I don’t think we can definitively determine whether the net benefit to data consumers is positive or negative. It depends on the use case. We’ve talked a lot about forward and reverse geocoding in this discussion, because some of the participants are personally grappling with some geocoding challenges. For that use case, consolidating the San Francisco boundary leads to higher quality output, however surprised the developer might be about that outcome, and the admin level ultimately doesn’t matter as long as the number is higher than the containing boundaries and lower than the contained boundaries. A geocoder will “walk the tree” to figure out the hierarchy, which remains intact.

But I want to impress upon this group the importance of renderers in these discussions, because unlike geocoders, renderers need the specific values of admin levels to be predictable between neighbors, and no other tagging scheme can satisfy this need. For the purpose of depicting boundaries, a renderer doesn’t care about the territory’s designation or similarity to a stereotypical city; it only cares about the name and how deeply nested it is. As I described before, the nesting level affects the line treatment and label. In some maps, more local boundaries get fainter colors. In others, they get more dots and fewer dashes (or vice versa); you’re supposed to be able to count the dots between the dashes to determine the nesting level.

More importantly, the admin level affects the scale or zoom level at which the boundary appears. In Rand McNally’s Quick Reference World Atlas (rev. 2000) and Goode’s World Atlas (22nd ed., 2010), there isn’t enough detail to warrant more than two levels of boundaries. Notice how they gloss over the various regional distinctions between different kinds of boundaries. Whether it’s a state, province, etc., what they intend to show is a second-order boundary.
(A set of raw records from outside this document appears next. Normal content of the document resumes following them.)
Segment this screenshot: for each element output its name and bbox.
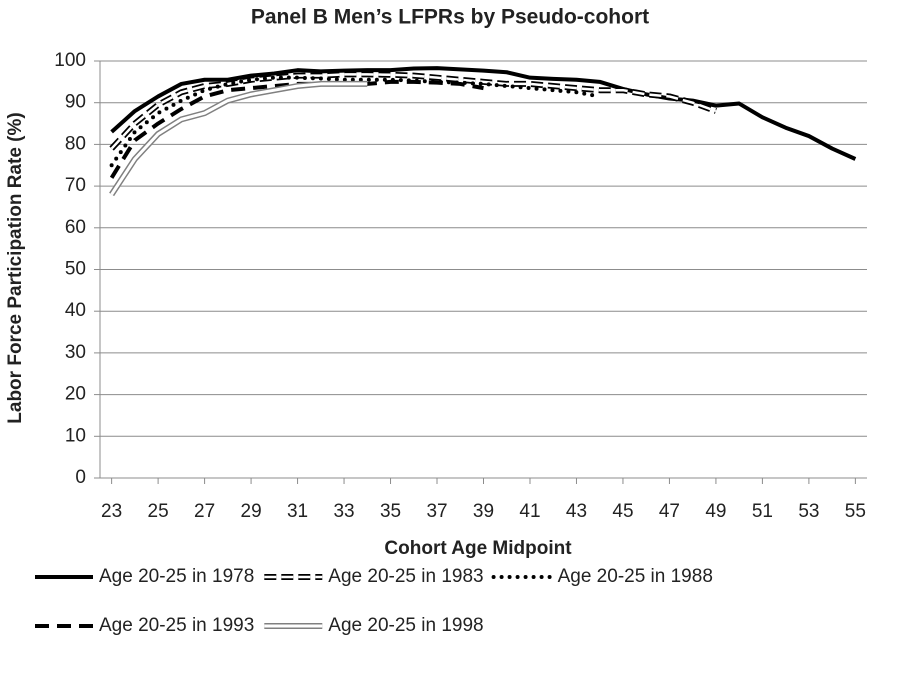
x-tick-label: 33 xyxy=(333,501,354,522)
y-axis-label: Labor Force Participation Rate (%) xyxy=(5,112,26,423)
series-line xyxy=(110,66,857,161)
y-tick-label: 0 xyxy=(75,467,86,488)
y-tick-label: 10 xyxy=(65,425,86,446)
y-tick-label: 30 xyxy=(65,342,86,363)
x-tick-label: 49 xyxy=(705,501,726,522)
legend-label: Age 20-25 in 1998 xyxy=(328,615,483,636)
x-axis-label: Cohort Age Midpoint xyxy=(384,538,572,559)
y-tick-label: 90 xyxy=(65,92,86,113)
chart-title: Panel B Men’s LFPRs by Pseudo-cohort xyxy=(251,6,649,29)
legend-label: Age 20-25 in 1983 xyxy=(328,566,483,587)
x-tick-label: 53 xyxy=(798,501,819,522)
x-tick-label: 43 xyxy=(566,501,587,522)
series-line-inner xyxy=(110,82,368,196)
y-tick-label: 80 xyxy=(65,133,86,154)
x-tick-label: 29 xyxy=(241,501,262,522)
y-tick-label: 40 xyxy=(65,300,86,321)
x-tick-label: 23 xyxy=(101,501,122,522)
x-tick-label: 27 xyxy=(194,501,215,522)
y-tick-label: 60 xyxy=(65,217,86,238)
x-tick-label: 39 xyxy=(473,501,494,522)
y-tick-label: 50 xyxy=(65,259,86,280)
legend-label: Age 20-25 in 1993 xyxy=(99,615,254,636)
x-tick-label: 47 xyxy=(659,501,680,522)
x-tick-label: 37 xyxy=(426,501,447,522)
x-tick-label: 25 xyxy=(148,501,169,522)
legend-label: Age 20-25 in 1988 xyxy=(558,566,713,587)
series-line-inner xyxy=(110,73,717,150)
x-tick-label: 41 xyxy=(519,501,540,522)
x-tick-label: 35 xyxy=(380,501,401,522)
x-tick-label: 51 xyxy=(752,501,773,522)
x-tick-label: 45 xyxy=(612,501,633,522)
y-tick-label: 100 xyxy=(54,50,86,71)
x-tick-label: 55 xyxy=(845,501,866,522)
x-tick-label: 31 xyxy=(287,501,308,522)
legend-label: Age 20-25 in 1978 xyxy=(99,566,254,587)
y-tick-label: 70 xyxy=(65,175,86,196)
y-tick-label: 20 xyxy=(65,384,86,405)
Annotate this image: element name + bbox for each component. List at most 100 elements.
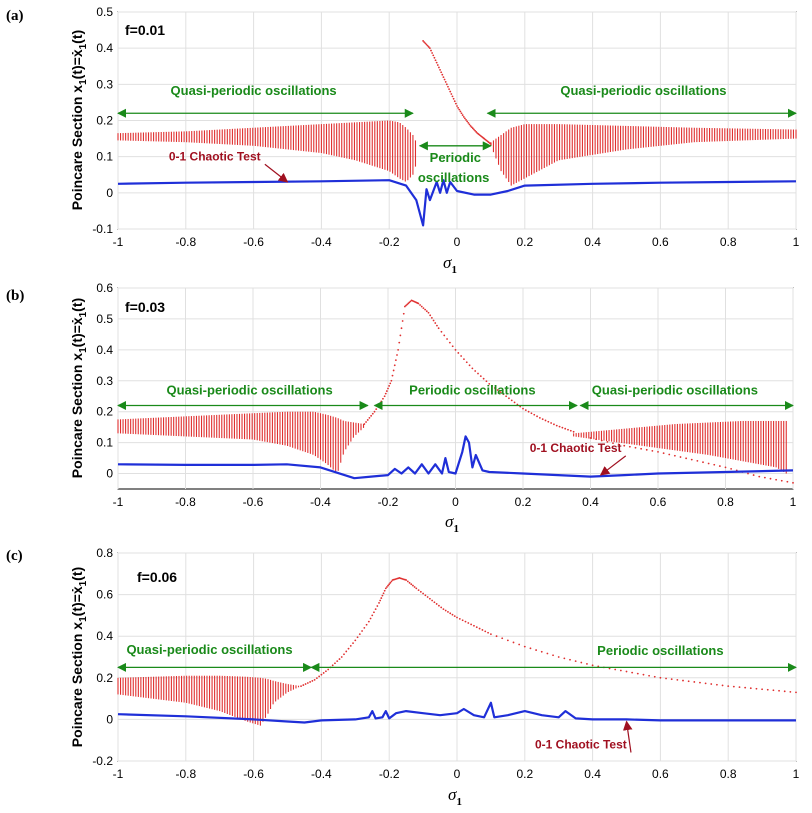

Imagine a map that only shows third-order boundaries – should it show San Francisco’s boundary?

As a rule of thumb, we should use the minimum applicable value numerically. As you zoom in, the map continues to show the lower-order boundaries while progressively adding higher orders. If you choose too high an admin level for San Francisco, the border around the Farallons won’t appear until too late. If you choose a lower admin level for San Francisco, it’ll stick around even as you zoom in.

What happens when a boundary line happens to be both an international boundary and a second-order boundary? Of course, the map depicts only the international boundary, ignoring the second-order boundary, except perhaps as an edge label. Any map will show the boundary of San Francisco as a county boundary on every side, even if it still acknowledges San Francisco County by force of habit.

Regardless of the use case, admin_level=* is how we tag the order of a boundary, answering the question: “What does it subdivide?” San Francisco and the neighboring counties all subdivide California.


Earlier, I mentioned that in Ohio we do keep withdrawn cities and villages at level 8 rather than promoting them to level 7 alongside the townships they withdrew from. This is not only because of the convenience of keeping all the cities and villages at the same level. By leaving a gap at level 7, we’re saying that there’s something there – the paper township – but we choose not to map it.

This is the approach we’d take with San Francisco if we were to determine that San Francisco County does exist, but it’s too obscure to map. We’d take this approach with New Orleans if we were to come to the conclusion that Orleans Parish is too obscure to map. But as it is, those parish limit signs aren’t the only way motorists come into contact with Orleans Parish as they make their way to New Orleans.

1 Like

I am curious whether by this logic, if we would promote Washington (of Washington, D.C. fame) to admin_level=6. After all, it is the sole division of the admin_level=4 District of Columbia.